Saturday, July 6, 2013

A Misinterpreted Calling



Sometimes I think of God evaluating my life.  God looks at where I am, a Christian with assured justification trying to live as Christ would want me to live.  Then, God looks back on all the times I was given signs on where to go with my life and when God thinks about how I have misinterpreted all those signs, God slaps his forehead with a palm and laughs and laughs.

Perhaps Bishop Thomas Bickerton said it best when He described that he thought God wanted him to help people see better.  So he set his mind around accomplishing that goal and prepared to become an optometrist. He reflected that his calling was to help people see better, but it wasn't by putting a pair of glasses on them. 

As a young girl with extraordinary faith, a similar situation happened to me.  I know that Christ called me to help people live better more fulfilling lives.  I thought that the way to do that would be to become an occupational therapist, and through all that, I would fulfill my calling as a Christian.

Fortunately, occupational therapy did not work out.  With a little over one semester left to become an occupational therapist, several professors got together and decided that I did not have the clinical reasoning skills to be a successful occupational therapist.  They dismissed me from the master of occupational therapy program at the University of Missouri-Columbia. 

It was a really strange felling, I was so relieved not to have to worry about making the grade, acting just right, and not crying from the frustration of the program everyday. However, I was so sure that helping people to live a more fulfilling life by being an occupational therapist was what God was calling me to do. Then again, John Wesley thought his first trip to America was what God was calling him to do.  He returned to England considering himself a failure.

Right after the "dismissal", I knew I was going through something that Christ had planned for me, and that as unfortunate as the previous events had been, Christ had never let go of me, through that storm, and I could feel his hand holding me until the darkness cleared.  It was a few days later when I asked an old friend from Truman State University, how a person got a job with UMCOR.  Her response was to send me a link to the young adult mission and service programs through the General Board of Global Ministries. 

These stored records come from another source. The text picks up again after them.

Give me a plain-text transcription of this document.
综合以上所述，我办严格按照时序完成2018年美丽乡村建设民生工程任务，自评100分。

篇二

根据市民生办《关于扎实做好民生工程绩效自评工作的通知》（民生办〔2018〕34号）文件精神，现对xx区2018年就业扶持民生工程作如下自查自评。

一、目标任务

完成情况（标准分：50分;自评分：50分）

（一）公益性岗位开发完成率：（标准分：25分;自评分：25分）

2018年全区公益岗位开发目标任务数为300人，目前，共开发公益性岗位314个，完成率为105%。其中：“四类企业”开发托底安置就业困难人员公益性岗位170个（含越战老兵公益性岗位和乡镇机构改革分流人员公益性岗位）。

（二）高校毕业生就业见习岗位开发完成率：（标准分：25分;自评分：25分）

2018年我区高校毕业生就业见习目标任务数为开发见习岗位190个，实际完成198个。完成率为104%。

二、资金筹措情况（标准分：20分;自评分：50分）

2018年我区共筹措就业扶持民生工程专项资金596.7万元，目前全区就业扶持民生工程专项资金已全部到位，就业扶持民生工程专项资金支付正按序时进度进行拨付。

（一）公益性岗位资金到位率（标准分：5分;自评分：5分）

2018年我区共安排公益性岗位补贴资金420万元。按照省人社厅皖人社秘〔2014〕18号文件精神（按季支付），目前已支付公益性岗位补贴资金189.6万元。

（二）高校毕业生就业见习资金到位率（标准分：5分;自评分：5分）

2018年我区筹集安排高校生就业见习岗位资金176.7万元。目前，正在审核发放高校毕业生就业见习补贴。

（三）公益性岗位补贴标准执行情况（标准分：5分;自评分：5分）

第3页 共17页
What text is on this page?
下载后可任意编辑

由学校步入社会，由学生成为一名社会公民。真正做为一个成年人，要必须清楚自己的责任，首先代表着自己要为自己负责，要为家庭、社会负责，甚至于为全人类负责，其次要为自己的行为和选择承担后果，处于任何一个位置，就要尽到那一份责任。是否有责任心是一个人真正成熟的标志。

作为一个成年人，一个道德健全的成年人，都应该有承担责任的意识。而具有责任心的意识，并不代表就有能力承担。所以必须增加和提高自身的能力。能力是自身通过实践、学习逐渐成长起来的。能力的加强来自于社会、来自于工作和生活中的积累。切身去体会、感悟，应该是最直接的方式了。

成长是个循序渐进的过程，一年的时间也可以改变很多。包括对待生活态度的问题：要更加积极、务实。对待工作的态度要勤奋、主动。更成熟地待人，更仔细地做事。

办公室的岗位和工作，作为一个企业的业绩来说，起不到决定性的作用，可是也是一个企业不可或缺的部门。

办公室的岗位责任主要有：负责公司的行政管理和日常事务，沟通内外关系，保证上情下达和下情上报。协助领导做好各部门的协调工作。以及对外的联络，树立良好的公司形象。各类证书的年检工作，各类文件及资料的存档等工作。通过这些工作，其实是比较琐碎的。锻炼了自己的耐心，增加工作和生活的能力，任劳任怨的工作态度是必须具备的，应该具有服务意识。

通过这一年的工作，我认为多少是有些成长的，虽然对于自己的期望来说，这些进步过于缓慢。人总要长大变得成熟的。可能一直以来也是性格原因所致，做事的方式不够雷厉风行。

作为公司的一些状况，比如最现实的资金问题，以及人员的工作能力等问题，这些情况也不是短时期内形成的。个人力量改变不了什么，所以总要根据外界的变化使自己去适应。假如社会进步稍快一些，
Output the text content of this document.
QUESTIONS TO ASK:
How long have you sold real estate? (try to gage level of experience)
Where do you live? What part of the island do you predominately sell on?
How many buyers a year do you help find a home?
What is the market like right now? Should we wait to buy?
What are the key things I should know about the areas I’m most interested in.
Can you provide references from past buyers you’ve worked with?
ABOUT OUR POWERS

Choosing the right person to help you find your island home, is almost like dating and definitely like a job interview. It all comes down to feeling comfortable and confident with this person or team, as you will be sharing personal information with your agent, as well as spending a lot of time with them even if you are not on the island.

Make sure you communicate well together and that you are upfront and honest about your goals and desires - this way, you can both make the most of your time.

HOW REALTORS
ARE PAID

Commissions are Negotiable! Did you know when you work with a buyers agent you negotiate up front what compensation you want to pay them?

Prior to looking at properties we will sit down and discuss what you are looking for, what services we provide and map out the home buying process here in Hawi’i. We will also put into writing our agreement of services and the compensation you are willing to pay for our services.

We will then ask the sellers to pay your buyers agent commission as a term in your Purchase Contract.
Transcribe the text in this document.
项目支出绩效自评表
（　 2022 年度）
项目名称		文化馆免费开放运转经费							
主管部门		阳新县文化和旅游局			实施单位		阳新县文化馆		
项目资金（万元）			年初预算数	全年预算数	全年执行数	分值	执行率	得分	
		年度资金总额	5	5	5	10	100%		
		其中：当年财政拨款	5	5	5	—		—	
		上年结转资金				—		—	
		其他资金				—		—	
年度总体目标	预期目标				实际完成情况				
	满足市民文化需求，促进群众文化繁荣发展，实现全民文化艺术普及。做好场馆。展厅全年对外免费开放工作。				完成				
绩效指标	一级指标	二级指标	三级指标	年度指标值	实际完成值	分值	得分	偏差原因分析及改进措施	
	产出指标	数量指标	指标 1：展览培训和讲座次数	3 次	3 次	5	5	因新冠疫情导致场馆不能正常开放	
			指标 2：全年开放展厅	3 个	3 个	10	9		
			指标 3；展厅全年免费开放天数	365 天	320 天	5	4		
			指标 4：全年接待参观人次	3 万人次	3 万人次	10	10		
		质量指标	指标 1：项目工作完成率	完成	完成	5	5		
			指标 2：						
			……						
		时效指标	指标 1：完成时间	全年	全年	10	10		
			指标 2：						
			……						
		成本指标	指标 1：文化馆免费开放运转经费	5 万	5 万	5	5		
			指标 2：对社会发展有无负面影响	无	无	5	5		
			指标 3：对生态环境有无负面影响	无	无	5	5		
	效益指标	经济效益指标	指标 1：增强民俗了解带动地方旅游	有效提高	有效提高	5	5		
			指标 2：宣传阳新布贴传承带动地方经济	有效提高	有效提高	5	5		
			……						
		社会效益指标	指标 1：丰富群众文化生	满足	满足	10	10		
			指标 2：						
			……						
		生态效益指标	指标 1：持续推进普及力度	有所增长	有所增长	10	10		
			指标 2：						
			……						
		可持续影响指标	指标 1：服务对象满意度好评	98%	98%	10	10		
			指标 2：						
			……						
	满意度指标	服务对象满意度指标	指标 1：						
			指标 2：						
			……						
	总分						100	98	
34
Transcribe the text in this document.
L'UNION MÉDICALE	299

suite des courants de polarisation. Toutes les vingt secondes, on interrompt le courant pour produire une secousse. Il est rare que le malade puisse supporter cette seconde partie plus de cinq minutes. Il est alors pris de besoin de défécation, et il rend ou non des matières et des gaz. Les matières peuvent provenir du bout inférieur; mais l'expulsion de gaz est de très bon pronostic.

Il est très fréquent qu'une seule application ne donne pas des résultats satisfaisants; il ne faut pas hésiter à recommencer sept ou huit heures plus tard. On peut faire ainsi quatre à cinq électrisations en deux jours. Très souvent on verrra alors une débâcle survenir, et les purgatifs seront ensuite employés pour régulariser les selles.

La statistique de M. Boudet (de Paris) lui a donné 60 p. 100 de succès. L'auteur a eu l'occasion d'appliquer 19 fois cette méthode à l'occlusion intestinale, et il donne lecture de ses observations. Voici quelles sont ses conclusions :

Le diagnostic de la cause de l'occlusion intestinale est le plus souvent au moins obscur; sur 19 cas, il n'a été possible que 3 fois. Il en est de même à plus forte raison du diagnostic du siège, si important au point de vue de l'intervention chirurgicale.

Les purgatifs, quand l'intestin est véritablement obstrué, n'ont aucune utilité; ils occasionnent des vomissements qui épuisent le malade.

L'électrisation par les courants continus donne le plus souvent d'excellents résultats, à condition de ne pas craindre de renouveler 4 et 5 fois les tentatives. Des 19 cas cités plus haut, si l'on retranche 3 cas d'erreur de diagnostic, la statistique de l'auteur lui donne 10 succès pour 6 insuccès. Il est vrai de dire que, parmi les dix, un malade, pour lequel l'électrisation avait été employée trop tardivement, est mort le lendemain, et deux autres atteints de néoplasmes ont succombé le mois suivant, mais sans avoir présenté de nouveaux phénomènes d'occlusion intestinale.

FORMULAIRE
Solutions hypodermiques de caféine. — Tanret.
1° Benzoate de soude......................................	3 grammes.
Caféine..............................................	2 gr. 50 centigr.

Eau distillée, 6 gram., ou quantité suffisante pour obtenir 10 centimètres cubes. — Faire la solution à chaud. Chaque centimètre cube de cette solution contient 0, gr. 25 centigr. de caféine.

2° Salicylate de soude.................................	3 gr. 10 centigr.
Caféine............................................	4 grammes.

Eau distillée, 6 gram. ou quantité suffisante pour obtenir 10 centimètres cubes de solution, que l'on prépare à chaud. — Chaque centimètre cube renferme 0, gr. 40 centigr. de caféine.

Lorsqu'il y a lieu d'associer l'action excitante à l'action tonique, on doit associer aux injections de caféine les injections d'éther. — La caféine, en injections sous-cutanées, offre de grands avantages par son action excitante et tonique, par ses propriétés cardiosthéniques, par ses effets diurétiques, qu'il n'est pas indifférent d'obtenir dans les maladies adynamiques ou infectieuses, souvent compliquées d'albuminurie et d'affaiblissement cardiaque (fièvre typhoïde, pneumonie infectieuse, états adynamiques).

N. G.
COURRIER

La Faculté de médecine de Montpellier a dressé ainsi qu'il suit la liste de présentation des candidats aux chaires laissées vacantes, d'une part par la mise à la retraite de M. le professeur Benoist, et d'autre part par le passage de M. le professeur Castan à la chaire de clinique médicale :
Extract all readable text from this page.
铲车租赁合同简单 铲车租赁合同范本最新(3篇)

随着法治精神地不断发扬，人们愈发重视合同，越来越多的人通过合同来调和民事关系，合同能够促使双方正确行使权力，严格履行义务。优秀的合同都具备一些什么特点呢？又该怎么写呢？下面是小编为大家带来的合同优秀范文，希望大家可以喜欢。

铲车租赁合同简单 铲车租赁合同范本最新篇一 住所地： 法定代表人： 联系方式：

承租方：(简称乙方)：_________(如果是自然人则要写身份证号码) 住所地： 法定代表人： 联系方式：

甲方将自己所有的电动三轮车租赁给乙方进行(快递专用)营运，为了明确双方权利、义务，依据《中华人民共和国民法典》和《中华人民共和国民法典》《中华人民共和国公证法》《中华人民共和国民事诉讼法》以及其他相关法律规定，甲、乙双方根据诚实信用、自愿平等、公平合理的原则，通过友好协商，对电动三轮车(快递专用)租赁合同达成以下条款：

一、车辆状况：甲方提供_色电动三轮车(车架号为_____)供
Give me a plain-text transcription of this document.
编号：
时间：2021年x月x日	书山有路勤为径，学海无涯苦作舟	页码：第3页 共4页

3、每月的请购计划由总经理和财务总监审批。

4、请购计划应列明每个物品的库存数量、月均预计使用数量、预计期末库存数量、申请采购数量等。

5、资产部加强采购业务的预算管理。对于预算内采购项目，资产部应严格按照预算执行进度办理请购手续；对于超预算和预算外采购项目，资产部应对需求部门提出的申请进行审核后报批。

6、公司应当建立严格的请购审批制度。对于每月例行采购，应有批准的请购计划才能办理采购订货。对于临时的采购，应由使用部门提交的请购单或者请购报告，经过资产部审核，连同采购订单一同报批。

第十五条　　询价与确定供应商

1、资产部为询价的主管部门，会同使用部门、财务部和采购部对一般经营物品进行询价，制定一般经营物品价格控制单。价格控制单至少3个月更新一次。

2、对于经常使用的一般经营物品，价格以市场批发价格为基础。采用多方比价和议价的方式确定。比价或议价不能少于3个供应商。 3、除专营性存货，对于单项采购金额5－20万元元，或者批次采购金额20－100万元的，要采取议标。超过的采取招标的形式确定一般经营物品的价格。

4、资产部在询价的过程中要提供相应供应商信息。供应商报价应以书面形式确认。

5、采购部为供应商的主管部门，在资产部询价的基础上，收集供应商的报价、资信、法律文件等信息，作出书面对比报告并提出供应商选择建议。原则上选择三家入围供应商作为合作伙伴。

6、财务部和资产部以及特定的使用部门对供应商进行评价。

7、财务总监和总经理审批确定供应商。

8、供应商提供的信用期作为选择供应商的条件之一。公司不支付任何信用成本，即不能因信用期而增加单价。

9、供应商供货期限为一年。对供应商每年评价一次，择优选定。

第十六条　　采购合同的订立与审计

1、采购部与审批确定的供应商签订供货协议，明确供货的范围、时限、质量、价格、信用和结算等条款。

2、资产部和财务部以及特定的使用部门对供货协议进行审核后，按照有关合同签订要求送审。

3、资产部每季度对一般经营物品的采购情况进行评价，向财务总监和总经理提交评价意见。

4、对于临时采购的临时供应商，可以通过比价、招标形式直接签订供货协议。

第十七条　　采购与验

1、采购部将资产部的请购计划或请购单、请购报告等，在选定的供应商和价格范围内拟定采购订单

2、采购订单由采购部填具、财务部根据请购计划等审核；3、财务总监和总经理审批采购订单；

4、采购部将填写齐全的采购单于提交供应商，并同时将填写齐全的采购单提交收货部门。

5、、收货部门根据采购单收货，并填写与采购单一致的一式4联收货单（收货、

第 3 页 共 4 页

I kept that link, and the thought in the back of my mind as I pursued other job opportunities.  Finally just before the deadline, I applied.  That was one of the best choices I have ever made.Now I am headed to be a missionary, and I will spend these two years to growing in my faith, and discerning my calling, which will be in some manner clergy.  I realized this during the laity session at the Missouri Annual Conference, while trying to keep my mind on my district lay leader instead of the Confederations Cup soccer game that was on TV in the background, I felt the Holy Spirit speak to me saying that I shouldn’t be in a laity session when I was clergy material.

For the next two years I will be stationed at the University of California-Davis in Davis, California.  I will work as a United Methodist representative in a multi-faith community, with goals of increasing understanding among faiths, and to make disciples of Jesus Christ for the transformation of the world. 

College ministry is an area that is important to me.  It is always heart-wrenching to hear a story about a child who hears the good news of Jesus Christ for the first time after having lived his whole life not knowing.  My story doesn’t involve an adorable little kid, in fact the main character in my story is a college aged girl, from a small town in Missouri. I was a junior in college, and she was a freshman.  She had started attending church when she came to college because it was something she had never done before.  Then one evening after a bible study she came to me, and said, “hey Cindy, do you know those lyrics in the song In Christ Alone, that say ‘there on the cross when Jesus died/ the wrath of God was satisfied” I replied that I did know those lyrics and then she asked the real question. “How did Jesus dying satisfy the wrath of God?”

I am confident that there are many other college students who have never heard the good news of Jesus Christ.  I intend to lessen the number of people who become adults never knowing the love of Jesus Christ.  I very much appreciate your prayers as I begin this mission.